Slack has become one of the most popular communication and collaboration platforms among organizations, businesses, industries, and individuals. But like any software, Slack is not immune to risks, bugs, and vulnerabilities. The following are three infamous and historic system flaws that have been reported in Slack:

• In 2016, employees at 18F shared documents from Google Drive via Slack, accidentally exposing over 100 GSA Google Drive accounts for nearly six months. The GSA used an authentication protocol known as “OAuth2.0” to connect the two apps, but neither Slack nor the GSA's IT standards had approved it.
• In 2017, Tenable Research's David Wells reported a hijack vulnerability in Slack's Desktop version 3.3.7 for Windows. The vulnerability allowed an attacker to perform corporate espionage, manipulation, or gain access to documents through any direct messaging or Slack channels to which an attacker was authenticated.

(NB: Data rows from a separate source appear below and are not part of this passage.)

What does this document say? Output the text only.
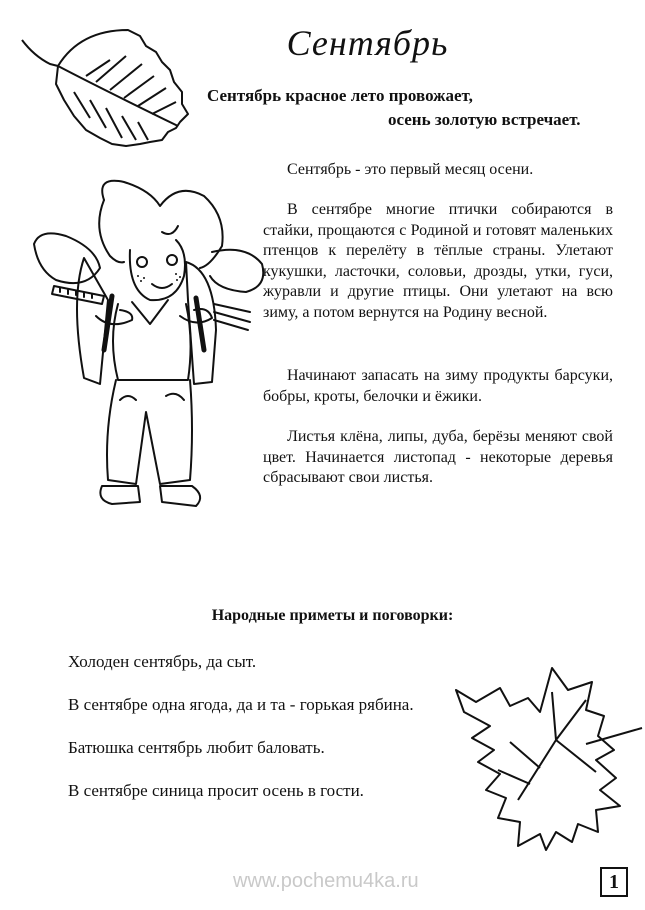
Сентябрь
Сентябрь красное лето провожает,
осень золотую встречает.
Сентябрь - это первый месяц осени.
В сентябре многие птички собираются в стайки, прощаются с Родиной и готовят маленьких птенцов к перелёту в тёплые страны. Улетают кукушки, ласточки, соловьи, дрозды, утки, гуси, журавли и другие птицы. Они улетают на всю зиму, а потом вернутся на Родину весной.
Начинают запасать на зиму продукты барсуки, бобры, кроты, белочки и ёжики.
Листья клёна, липы, дуба, берёзы меняют свой цвет. Начинается листопад - некоторые деревья сбрасывают свои листья.
Народные приметы и поговорки:
Холоден сентябрь, да сыт.
В сентябре одна ягода, да и та - горькая рябина.
Батюшка сентябрь любит баловать.
В сентябре синица просит осень в гости.
www.pochemu4ka.ru	1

With this vulnerability, attackers could drop a hyperlink into a Slack channel (phishing attempt) that changed the document download location path when clicked. Once the download path was altered, the attacker could steal and manipulate documents downloaded in the slack application.
• In 2020, according to AT&T cybersecurity intelligence, Slack's service was subject to a phishing attack vulnerability in which hackers could send malicious links to users. The links, which appeared to be coming from legitimate sources, would redirect users to a phishing website and steal their login credentials. The vulnerability came from Slack's Incoming Webhooks feature, which allowed posting messages to Slack channels by specifying a unique URL, a message body, and a destination channel.

And there have many similar threat attacks to the ones shown above. However, after identifying these vulnerabilities, Slack has been quick enough to remediate and update its software.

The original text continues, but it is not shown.